Миновав бронетанковые войска быстрой обороны, Милашка чуть прибавила ход. Следом за танкообразной техникой гадила на пластик стратегическая кавалерия. Она хоть и наглая, но под гусеницы самой современной машины в мире лезть не захотела. Краповые пилотки, лихо помахивая электрокнутами, отгоняли от Милашки чудо современной военной мысли. Особо легкую повозку, запряженную десятком откормленных тяжеловозов. На повозке был установлен секретный аппарат, закрытый от посторонних глаз брезентом. Военнослужащие, рассевшиеся на повозке, пели :- "Эх секретный аппарат, да рас секретный аппарат. Наша гордость и краса. Российский секретный аппарат, все четыре десятка колес".

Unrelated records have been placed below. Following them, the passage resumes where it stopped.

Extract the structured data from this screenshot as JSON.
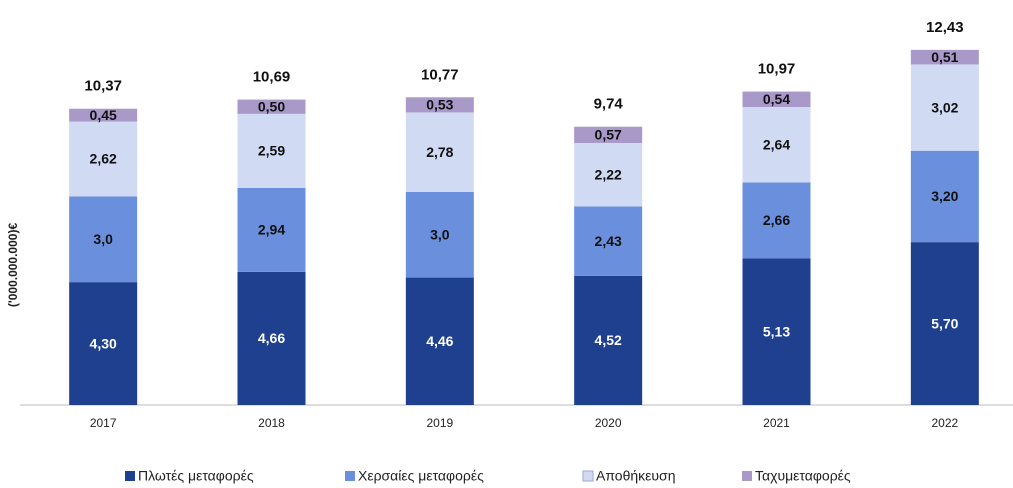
{
  "chart_data": {
    "type": "stacked_bar",
    "y_label": "('000.000.000)€",
    "categories": [
      "2017",
      "2018",
      "2019",
      "2020",
      "2021",
      "2022"
    ],
    "series": [
      {
        "name": "Πλωτές μεταφορές",
        "color": "#1f3f8f",
        "values": [
          4.3,
          4.66,
          4.46,
          4.52,
          5.13,
          5.7
        ],
        "value_labels": [
          "4,30",
          "4,66",
          "4,46",
          "4,52",
          "5,13",
          "5,70"
        ]
      },
      {
        "name": "Χερσαίες μεταφορές",
        "color": "#6a8fdc",
        "values": [
          3.0,
          2.94,
          3.0,
          2.43,
          2.66,
          3.2
        ],
        "value_labels": [
          "3,0",
          "2,94",
          "3,0",
          "2,43",
          "2,66",
          "3,20"
        ]
      },
      {
        "name": "Αποθήκευση",
        "color": "#d0daf3",
        "values": [
          2.62,
          2.59,
          2.78,
          2.22,
          2.64,
          3.02
        ],
        "value_labels": [
          "2,62",
          "2,59",
          "2,78",
          "2,22",
          "2,64",
          "3,02"
        ]
      },
      {
        "name": "Ταχυμεταφορές",
        "color": "#a899c9",
        "values": [
          0.45,
          0.5,
          0.53,
          0.57,
          0.54,
          0.51
        ],
        "value_labels": [
          "0,45",
          "0,50",
          "0,53",
          "0,57",
          "0,54",
          "0,51"
        ]
      }
    ],
    "totals": [
      10.37,
      10.69,
      10.77,
      9.74,
      10.97,
      12.43
    ],
    "total_labels": [
      "10,37",
      "10,69",
      "10,77",
      "9,74",
      "10,97",
      "12,43"
    ],
    "ylim": [
      0,
      14
    ]
  }
}
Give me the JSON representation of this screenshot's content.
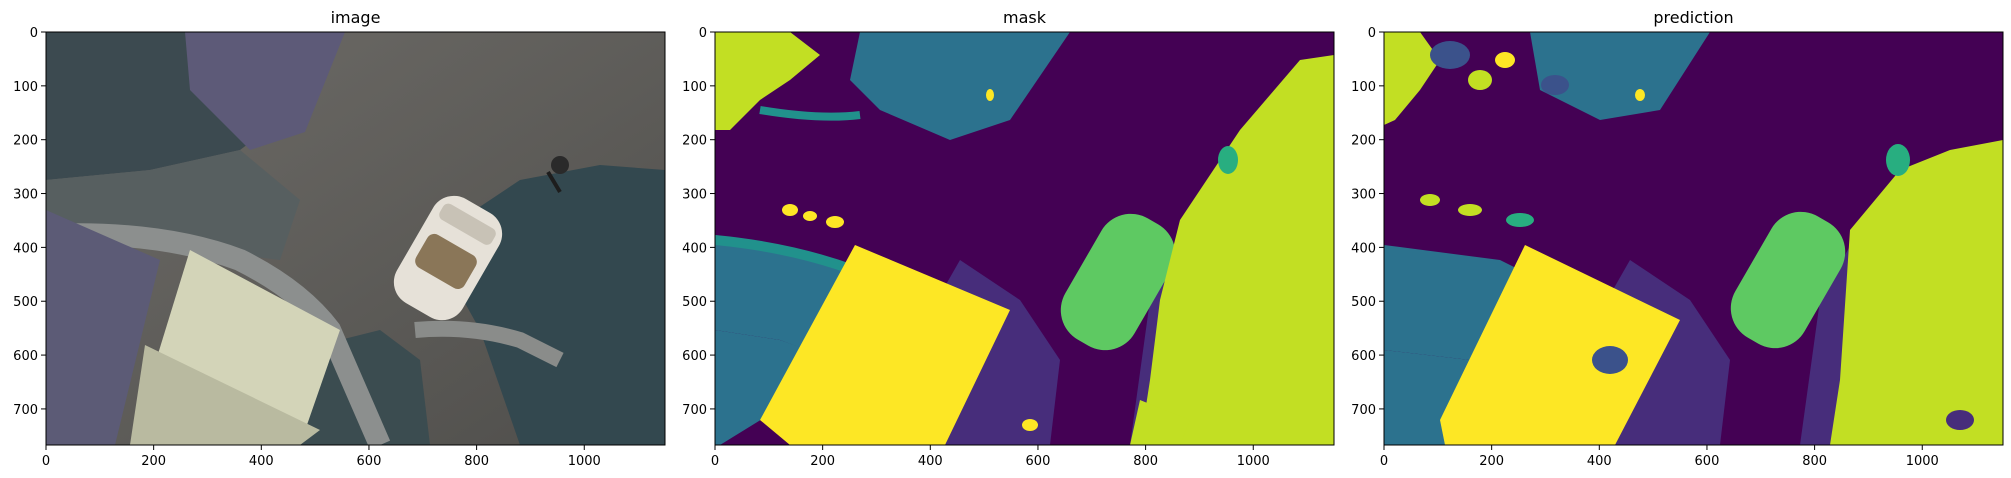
{
  "figure": {
    "panels": [
      {
        "id": "image",
        "title": "image",
        "xticks": [
          "0",
          "200",
          "400",
          "600",
          "800",
          "1000"
        ],
        "yticks": [
          "0",
          "100",
          "200",
          "300",
          "400",
          "500",
          "600",
          "700"
        ]
      },
      {
        "id": "mask",
        "title": "mask",
        "xticks": [
          "0",
          "200",
          "400",
          "600",
          "800",
          "1000"
        ],
        "yticks": [
          "0",
          "100",
          "200",
          "300",
          "400",
          "500",
          "600",
          "700"
        ]
      },
      {
        "id": "prediction",
        "title": "prediction",
        "xticks": [
          "0",
          "200",
          "400",
          "600",
          "800",
          "1000"
        ],
        "yticks": [
          "0",
          "100",
          "200",
          "300",
          "400",
          "500",
          "600",
          "700"
        ]
      }
    ],
    "axis": {
      "xlim": [
        0,
        1150
      ],
      "ylim": [
        0,
        767
      ],
      "xtick_values": [
        0,
        200,
        400,
        600,
        800,
        1000
      ],
      "ytick_values": [
        0,
        100,
        200,
        300,
        400,
        500,
        600,
        700
      ]
    },
    "palette": {
      "class0": "#440154",
      "class1": "#472d7b",
      "class2": "#3b528b",
      "class3": "#2c728e",
      "class4": "#21918c",
      "class5": "#28ae80",
      "class6": "#5ec962",
      "class7": "#addc30",
      "class8": "#c2df23",
      "class9": "#fde725"
    }
  }
}
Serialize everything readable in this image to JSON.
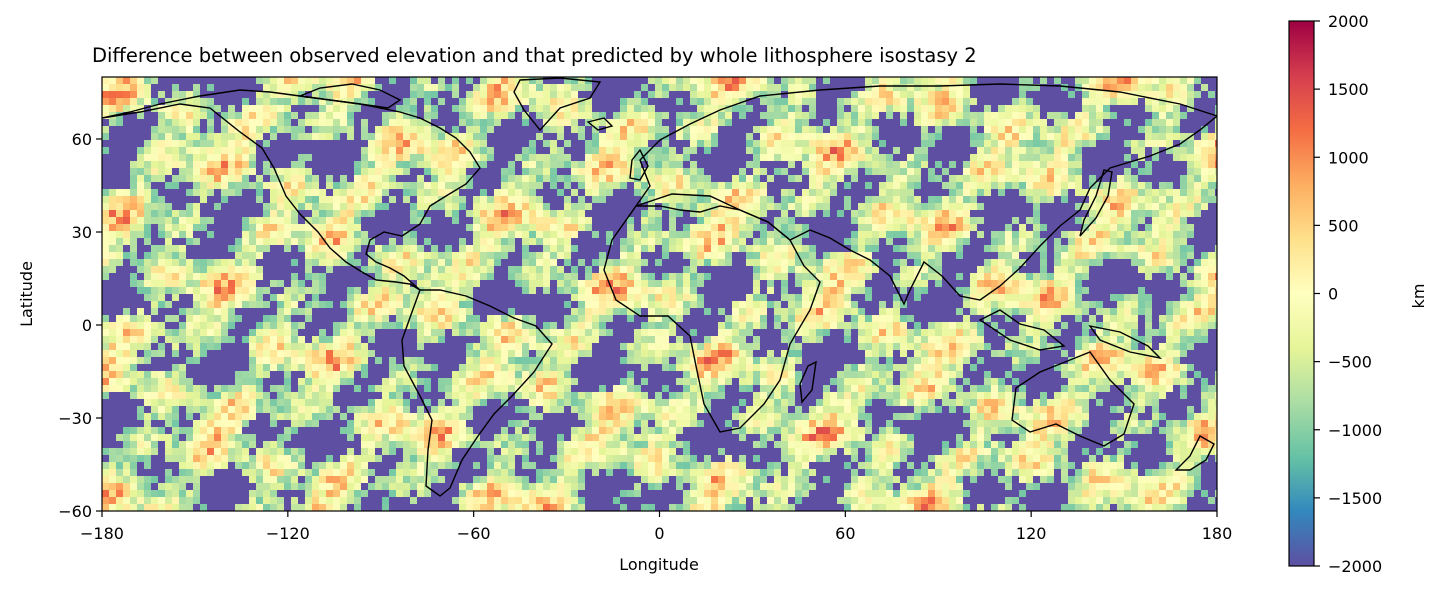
{
  "chart_data": {
    "type": "heatmap",
    "title": "Difference between observed elevation and that predicted by whole lithosphere isostasy 2",
    "xlabel": "Longitude",
    "ylabel": "Latitude",
    "xlim": [
      -180,
      180
    ],
    "ylim": [
      -60,
      80
    ],
    "xticks": [
      -180,
      -120,
      -60,
      0,
      60,
      120,
      180
    ],
    "xtick_labels": [
      "−180",
      "−120",
      "−60",
      "0",
      "60",
      "120",
      "180"
    ],
    "yticks": [
      -60,
      -30,
      0,
      30,
      60
    ],
    "ytick_labels": [
      "−60",
      "−30",
      "0",
      "30",
      "60"
    ],
    "colorbar": {
      "label": "km",
      "range": [
        -2000,
        2000
      ],
      "colormap": "Spectral_r",
      "ticks": [
        -2000,
        -1500,
        -1000,
        -500,
        0,
        500,
        1000,
        1500,
        2000
      ],
      "tick_labels": [
        "−2000",
        "−1500",
        "−1000",
        "−500",
        "0",
        "500",
        "1000",
        "1500",
        "2000"
      ],
      "colors": [
        "#5e4fa2",
        "#3288bd",
        "#66c2a5",
        "#abdda4",
        "#e6f598",
        "#ffffbf",
        "#fee08b",
        "#fdae61",
        "#f46d43",
        "#d53e4f",
        "#9e0142"
      ]
    },
    "grid": false,
    "overlay": "coastlines"
  }
}
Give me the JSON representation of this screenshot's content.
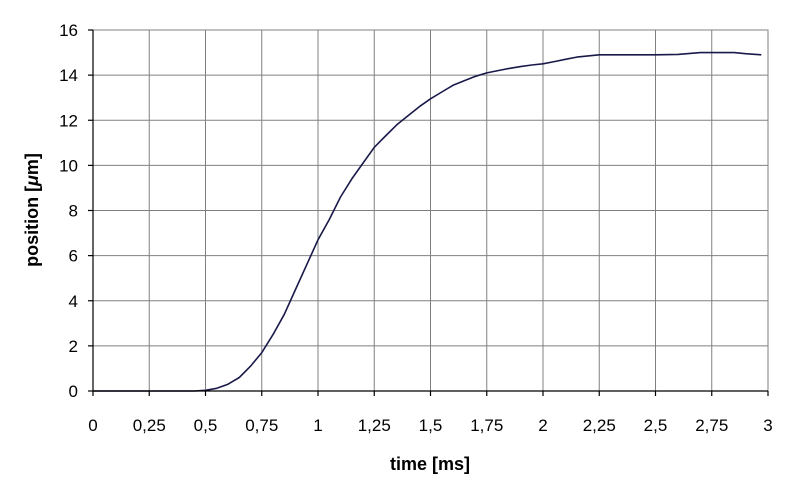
{
  "chart_data": {
    "type": "line",
    "title": "",
    "xlabel": "time [ms]",
    "ylabel_parts": [
      "position [",
      "μ",
      "m]"
    ],
    "xlim": [
      0,
      3
    ],
    "ylim": [
      0,
      16
    ],
    "x_ticks": [
      0,
      0.25,
      0.5,
      0.75,
      1,
      1.25,
      1.5,
      1.75,
      2,
      2.25,
      2.5,
      2.75,
      3
    ],
    "x_tick_labels": [
      "0",
      "0,25",
      "0,5",
      "0,75",
      "1",
      "1,25",
      "1,5",
      "1,75",
      "2",
      "2,25",
      "2,5",
      "2,75",
      "3"
    ],
    "y_ticks": [
      0,
      2,
      4,
      6,
      8,
      10,
      12,
      14,
      16
    ],
    "y_tick_labels": [
      "0",
      "2",
      "4",
      "6",
      "8",
      "10",
      "12",
      "14",
      "16"
    ],
    "grid": true,
    "line_color": "#1a1a4a",
    "series": [
      {
        "x": [
          0,
          0.25,
          0.45,
          0.5,
          0.55,
          0.6,
          0.65,
          0.7,
          0.75,
          0.8,
          0.85,
          0.9,
          0.95,
          1.0,
          1.05,
          1.1,
          1.15,
          1.2,
          1.25,
          1.3,
          1.35,
          1.4,
          1.45,
          1.5,
          1.55,
          1.6,
          1.65,
          1.7,
          1.75,
          1.8,
          1.85,
          1.9,
          1.95,
          2.0,
          2.05,
          2.1,
          2.15,
          2.2,
          2.25,
          2.3,
          2.4,
          2.5,
          2.6,
          2.7,
          2.8,
          2.85,
          2.9,
          2.97
        ],
        "y": [
          0,
          0,
          0,
          0.03,
          0.12,
          0.3,
          0.6,
          1.1,
          1.7,
          2.5,
          3.4,
          4.5,
          5.6,
          6.7,
          7.6,
          8.6,
          9.4,
          10.1,
          10.8,
          11.3,
          11.8,
          12.2,
          12.6,
          12.95,
          13.25,
          13.55,
          13.75,
          13.95,
          14.1,
          14.2,
          14.3,
          14.38,
          14.45,
          14.5,
          14.6,
          14.7,
          14.8,
          14.85,
          14.9,
          14.9,
          14.9,
          14.9,
          14.92,
          15.0,
          15.0,
          15.0,
          14.95,
          14.9
        ]
      }
    ]
  }
}
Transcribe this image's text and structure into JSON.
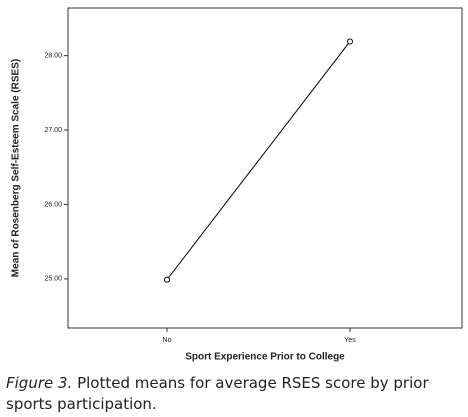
{
  "chart_data": {
    "type": "line",
    "x_label": "Sport Experience Prior to College",
    "y_label": "Mean of Rosenberg Self-Esteem Scale (RSES)",
    "categories": [
      "No",
      "Yes"
    ],
    "series": [
      {
        "name": null,
        "color": "#000000",
        "values": [
          24.99,
          28.19
        ]
      }
    ],
    "ylim": [
      24.34,
      28.64
    ],
    "yticks": [
      {
        "value": 25,
        "label": "25.00"
      },
      {
        "value": 26,
        "label": "26.00"
      },
      {
        "value": 27,
        "label": "27.00"
      },
      {
        "value": 28,
        "label": "28.00"
      }
    ],
    "marker": "open-circle"
  },
  "caption": {
    "label": "Figure 3.",
    "text": "Plotted means for average RSES score by prior sports participation."
  }
}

– Проходимость бешенная, – завистливо прошептала Милашка, выпуская автономную видеокамеру, чтобы сфотографироваться на память с русским чудом обороны.

Наконец, миновав мотоказаков с лазерными шашками наголо, мы уже на полной скорости проскочили стройные ряды заградительных отрядов, промчались мимо деревянного муляжа музея одной восковой фигуры, с муляжными членами правительства на муляжном балконе и, наконец, выехали из окружения.

– Пронесло, – выдохнул второй номер, до этого момента страшно переживавший, что стратегическая кавалерия порубает лазерными шашками колеса спецмашины. Зря волновался. Российские инженеры, создавшие покрышки для спецмашин подразделения "000", предусмотрели все возможные варианты и создали колеса по своей прочности в десятки раз превосходящие все любые другие резиновые изделия. Как любит говорить Директор, аналогов в мире нет и не предвидеться.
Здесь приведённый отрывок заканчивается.